6. Leakage: defined as “the communication to a third party of an intent to do harm to a target.”

7. Directly communicated threat.

8. Last resort: words or actions that speak to increased desperation or distress, a call for help.

Of course, all of these behaviors don’t have to be present for someone to be a threat. And “prevention does not require specific prediction,” Meloy cautioned in an email to Defense One.  But if you wanted to predict whether a particular individual was going to launch an attack, you would seek out data that could show whether these behaviors were present.

Today, law enforcement has access to more of that data than ever before, and much of it open source, through social media and other means whose collection present no particular legal challenge. For that matter, so does Facebook and Google. One 2013 white paper from Facebook calculated that the site's user body uploads 350 million new photos a day, many of them publicThis explains why such companies have multi-billion dollar valuations even though they give most of their services away to consumers for free.

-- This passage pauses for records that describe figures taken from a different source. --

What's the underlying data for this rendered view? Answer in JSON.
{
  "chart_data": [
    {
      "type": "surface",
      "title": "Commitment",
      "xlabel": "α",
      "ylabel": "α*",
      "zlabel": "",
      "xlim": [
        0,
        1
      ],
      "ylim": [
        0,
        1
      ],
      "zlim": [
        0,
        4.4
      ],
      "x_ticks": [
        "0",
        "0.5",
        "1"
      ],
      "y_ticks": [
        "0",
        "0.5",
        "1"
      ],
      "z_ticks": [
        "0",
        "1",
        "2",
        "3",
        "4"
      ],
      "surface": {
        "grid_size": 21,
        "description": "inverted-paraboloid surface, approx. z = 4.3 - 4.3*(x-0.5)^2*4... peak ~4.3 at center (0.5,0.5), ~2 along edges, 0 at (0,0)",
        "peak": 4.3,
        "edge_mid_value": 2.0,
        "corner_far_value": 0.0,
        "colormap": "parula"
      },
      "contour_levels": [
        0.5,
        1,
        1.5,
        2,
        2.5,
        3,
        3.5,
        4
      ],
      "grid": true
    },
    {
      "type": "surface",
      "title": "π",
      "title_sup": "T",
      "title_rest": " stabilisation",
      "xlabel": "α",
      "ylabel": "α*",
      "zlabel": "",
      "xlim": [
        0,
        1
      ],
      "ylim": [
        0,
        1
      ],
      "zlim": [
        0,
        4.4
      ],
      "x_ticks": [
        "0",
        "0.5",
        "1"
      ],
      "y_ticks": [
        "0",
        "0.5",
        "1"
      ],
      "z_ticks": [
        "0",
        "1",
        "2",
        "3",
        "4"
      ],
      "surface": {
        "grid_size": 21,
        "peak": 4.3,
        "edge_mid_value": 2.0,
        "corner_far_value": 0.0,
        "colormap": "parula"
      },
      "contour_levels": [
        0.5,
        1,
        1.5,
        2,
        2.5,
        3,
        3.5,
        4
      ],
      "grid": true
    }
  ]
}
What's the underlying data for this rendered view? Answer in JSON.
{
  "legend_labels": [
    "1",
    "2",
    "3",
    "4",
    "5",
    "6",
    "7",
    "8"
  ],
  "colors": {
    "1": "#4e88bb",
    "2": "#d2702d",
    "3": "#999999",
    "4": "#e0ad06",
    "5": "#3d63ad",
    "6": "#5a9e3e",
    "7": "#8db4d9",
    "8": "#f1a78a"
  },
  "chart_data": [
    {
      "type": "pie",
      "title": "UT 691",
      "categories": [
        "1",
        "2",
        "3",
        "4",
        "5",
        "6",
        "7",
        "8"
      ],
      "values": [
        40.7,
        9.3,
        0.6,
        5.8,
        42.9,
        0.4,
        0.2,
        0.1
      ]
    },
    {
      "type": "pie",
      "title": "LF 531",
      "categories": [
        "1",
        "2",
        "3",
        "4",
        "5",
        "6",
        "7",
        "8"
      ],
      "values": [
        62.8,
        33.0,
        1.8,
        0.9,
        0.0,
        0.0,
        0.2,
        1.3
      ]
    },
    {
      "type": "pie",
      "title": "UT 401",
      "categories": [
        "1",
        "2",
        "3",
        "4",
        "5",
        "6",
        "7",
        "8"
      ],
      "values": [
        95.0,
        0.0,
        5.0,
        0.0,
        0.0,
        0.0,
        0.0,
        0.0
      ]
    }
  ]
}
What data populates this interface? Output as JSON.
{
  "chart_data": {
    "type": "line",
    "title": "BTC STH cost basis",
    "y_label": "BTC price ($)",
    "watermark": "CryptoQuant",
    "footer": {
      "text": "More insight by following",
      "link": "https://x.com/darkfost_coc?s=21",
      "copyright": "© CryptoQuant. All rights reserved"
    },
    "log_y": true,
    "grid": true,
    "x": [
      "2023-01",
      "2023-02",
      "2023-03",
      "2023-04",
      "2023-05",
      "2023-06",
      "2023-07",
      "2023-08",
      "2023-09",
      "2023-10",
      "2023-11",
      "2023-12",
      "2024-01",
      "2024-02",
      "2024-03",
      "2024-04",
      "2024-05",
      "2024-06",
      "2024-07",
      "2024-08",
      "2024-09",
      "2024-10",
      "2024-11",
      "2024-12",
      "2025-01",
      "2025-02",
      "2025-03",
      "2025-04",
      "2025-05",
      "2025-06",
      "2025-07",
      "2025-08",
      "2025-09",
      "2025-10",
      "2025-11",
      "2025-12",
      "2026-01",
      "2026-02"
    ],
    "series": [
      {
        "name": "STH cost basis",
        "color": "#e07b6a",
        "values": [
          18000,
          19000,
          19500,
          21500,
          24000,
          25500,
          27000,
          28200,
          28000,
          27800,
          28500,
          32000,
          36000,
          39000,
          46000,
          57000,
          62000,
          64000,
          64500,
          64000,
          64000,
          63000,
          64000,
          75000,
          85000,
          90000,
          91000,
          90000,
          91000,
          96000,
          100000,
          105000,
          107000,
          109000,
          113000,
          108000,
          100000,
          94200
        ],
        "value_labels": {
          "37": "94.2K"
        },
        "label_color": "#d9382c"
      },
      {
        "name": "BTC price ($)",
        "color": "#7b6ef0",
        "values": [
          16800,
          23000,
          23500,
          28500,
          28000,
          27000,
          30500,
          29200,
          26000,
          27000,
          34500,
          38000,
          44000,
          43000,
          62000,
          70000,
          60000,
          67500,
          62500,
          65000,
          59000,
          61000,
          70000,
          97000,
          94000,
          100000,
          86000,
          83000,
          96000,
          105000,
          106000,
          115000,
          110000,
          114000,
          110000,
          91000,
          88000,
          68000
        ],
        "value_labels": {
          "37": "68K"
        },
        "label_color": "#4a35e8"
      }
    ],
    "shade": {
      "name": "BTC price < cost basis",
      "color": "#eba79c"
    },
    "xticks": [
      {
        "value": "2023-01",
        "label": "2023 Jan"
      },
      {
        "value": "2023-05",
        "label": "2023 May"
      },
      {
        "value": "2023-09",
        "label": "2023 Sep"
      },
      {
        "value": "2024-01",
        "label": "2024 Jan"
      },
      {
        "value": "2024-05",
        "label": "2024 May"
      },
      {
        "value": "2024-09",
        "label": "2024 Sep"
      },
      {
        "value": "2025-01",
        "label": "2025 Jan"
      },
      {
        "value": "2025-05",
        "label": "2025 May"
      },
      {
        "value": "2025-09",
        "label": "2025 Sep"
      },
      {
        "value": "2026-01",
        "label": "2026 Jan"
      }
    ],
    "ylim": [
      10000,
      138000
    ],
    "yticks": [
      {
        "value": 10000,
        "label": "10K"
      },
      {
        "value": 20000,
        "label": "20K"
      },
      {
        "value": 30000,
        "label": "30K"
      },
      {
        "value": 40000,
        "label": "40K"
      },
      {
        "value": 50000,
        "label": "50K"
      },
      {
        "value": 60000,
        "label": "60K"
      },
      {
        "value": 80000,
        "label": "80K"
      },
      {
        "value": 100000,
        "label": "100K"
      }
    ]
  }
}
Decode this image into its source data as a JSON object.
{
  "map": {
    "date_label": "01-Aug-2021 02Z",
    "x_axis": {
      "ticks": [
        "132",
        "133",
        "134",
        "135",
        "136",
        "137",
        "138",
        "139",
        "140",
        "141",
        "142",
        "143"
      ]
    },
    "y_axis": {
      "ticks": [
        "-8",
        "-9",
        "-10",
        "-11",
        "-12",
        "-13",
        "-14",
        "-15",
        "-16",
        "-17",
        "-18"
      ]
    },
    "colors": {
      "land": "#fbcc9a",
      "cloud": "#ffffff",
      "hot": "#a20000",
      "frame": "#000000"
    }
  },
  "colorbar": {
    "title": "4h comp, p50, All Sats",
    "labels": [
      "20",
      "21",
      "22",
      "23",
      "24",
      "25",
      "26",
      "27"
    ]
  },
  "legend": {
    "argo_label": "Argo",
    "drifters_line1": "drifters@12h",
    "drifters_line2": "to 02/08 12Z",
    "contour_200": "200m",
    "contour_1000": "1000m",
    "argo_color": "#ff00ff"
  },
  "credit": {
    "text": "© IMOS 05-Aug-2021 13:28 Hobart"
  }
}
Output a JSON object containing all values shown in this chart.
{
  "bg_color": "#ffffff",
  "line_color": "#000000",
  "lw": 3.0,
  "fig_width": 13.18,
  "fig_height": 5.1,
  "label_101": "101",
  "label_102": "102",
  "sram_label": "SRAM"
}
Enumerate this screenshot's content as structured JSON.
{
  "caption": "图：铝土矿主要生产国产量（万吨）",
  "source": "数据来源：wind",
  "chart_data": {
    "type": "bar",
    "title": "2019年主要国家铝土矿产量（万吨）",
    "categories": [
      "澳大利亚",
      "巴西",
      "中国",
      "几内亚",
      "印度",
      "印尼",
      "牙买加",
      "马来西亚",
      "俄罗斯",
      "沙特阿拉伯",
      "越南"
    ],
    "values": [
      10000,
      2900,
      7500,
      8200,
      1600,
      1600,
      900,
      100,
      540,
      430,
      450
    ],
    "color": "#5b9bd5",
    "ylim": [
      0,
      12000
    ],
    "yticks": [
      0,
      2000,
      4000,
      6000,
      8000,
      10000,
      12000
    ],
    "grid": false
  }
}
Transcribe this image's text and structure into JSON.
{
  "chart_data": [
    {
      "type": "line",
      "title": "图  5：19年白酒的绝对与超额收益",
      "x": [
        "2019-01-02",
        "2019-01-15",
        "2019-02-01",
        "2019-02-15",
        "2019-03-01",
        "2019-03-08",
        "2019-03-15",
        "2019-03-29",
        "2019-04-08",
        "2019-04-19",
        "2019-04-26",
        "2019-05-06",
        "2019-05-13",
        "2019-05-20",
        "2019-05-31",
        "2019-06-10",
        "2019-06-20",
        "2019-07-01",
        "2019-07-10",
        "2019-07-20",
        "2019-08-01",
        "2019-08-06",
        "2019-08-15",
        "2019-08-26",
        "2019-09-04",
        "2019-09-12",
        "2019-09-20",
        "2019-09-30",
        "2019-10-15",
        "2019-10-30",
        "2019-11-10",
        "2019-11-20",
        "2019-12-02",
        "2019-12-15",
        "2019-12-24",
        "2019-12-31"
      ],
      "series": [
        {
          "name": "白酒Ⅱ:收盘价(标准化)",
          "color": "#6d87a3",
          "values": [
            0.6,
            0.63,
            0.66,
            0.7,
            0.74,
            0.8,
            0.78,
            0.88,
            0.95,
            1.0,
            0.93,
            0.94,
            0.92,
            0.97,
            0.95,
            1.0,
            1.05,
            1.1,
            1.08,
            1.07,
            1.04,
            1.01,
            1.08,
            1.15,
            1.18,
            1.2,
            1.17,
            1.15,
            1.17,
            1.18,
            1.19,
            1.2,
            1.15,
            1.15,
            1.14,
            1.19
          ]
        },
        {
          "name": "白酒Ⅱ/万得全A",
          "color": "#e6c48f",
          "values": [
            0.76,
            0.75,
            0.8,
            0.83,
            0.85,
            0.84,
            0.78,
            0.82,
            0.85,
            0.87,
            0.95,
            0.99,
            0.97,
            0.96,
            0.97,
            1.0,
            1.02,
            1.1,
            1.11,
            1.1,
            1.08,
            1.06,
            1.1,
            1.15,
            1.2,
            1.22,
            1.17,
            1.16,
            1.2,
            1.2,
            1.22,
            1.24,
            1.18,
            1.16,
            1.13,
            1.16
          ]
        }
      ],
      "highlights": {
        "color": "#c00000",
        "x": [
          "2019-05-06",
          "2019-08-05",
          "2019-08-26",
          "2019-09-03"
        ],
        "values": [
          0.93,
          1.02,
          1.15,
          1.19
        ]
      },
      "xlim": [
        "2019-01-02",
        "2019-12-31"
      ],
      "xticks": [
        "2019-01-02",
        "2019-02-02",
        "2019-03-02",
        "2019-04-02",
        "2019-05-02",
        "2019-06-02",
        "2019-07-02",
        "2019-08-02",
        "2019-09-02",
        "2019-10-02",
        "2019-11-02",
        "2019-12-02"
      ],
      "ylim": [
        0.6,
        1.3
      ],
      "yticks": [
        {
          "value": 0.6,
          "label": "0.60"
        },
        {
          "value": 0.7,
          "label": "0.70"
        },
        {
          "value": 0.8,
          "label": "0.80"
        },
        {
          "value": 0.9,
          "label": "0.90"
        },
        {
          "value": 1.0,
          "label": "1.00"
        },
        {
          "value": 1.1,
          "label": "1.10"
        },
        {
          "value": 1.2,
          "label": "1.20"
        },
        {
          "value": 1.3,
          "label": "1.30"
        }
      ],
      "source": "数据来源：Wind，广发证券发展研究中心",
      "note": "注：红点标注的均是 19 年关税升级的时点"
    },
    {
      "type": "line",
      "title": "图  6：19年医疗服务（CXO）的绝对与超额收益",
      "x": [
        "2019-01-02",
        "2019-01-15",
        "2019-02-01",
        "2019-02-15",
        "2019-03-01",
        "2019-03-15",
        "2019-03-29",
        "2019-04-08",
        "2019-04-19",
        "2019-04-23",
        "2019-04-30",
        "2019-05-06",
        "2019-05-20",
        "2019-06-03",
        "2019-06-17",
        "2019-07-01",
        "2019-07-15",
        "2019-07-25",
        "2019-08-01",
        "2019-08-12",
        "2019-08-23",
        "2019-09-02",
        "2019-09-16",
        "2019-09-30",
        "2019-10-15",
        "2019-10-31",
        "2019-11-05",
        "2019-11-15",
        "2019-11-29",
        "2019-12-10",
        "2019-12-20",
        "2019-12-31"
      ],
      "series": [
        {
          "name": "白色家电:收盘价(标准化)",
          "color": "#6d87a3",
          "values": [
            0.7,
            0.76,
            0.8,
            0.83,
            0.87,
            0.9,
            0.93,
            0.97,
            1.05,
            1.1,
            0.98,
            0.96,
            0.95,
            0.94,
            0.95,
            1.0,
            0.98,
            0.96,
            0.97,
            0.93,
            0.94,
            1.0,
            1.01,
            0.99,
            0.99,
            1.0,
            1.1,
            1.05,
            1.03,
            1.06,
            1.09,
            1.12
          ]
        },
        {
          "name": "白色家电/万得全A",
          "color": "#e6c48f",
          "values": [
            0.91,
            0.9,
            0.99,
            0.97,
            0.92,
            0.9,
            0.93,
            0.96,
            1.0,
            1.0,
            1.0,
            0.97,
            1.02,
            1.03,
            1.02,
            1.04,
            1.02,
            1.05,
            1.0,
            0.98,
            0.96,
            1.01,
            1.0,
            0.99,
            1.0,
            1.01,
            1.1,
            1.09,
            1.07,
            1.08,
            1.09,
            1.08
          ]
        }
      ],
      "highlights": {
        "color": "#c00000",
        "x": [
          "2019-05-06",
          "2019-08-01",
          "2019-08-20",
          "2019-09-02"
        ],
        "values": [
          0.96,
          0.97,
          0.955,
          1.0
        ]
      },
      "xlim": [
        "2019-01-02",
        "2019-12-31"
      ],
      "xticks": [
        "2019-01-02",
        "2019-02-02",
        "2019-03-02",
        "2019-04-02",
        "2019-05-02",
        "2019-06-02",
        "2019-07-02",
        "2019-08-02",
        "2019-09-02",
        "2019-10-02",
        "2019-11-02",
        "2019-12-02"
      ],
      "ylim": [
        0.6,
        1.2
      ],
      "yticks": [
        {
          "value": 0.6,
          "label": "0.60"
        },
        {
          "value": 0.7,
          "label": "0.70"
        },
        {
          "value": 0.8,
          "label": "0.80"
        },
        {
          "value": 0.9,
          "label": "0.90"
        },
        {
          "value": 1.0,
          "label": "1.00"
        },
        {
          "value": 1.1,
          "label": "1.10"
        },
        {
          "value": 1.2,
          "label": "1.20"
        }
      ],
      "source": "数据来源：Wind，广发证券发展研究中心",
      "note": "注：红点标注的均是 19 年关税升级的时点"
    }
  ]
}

They’re monetizing consumer data to automatically display ads based on key parameters across the entire expanse of a person’s digital comings and goings.

A person’s Google search history can reveal pathway and fixation behavior. Blog posts, profile facts and group membership roles can reveal identification (among other things). Arrests, human resource records or disciplinary notes and weapons purchases can speak to novel aggression. Geo-location data can provide data on stalking behavior (though going to Jordan does not constitute a threatening activity). Social media and blog posts are by definition leakage. Direct threat communication and last-resort behaviors are overt.

In other words, with every digital interaction, Abdulazeez was creating the information that authorities could have used to predict his attack, but it was spread across a variety of digital services and devices. Most of it would have been password-protected or outside of easy, or legal, open-source collection. One day, it may be possible to create an engine that scours all digital information for evidence of the above eight behaviors by one person. Until that happens, merging these disparate pieces of data together to fuel a global, real-time threat screener that can be applied to the population at large will remain impossible for all practical purposes. A 2013 paper from the Swedish Defense Research agency makes that point explicitly:

“To produce fully automatic computer tools for detecting lone wolf terrorists on the Internet is, in our view, not possible, both due to the enormous amounts of data (which is only partly indexed by search engines) and due to the deep knowledge that is needed to really understand what is discussed or expressed in written text or other kinds of data available on the Internet, such as videos or images.”

After the incident occurs, the barriers fade away and the trail appears obvious. Every event can be predicted with enough data, but not every event can be predicted in time to avert tragedy.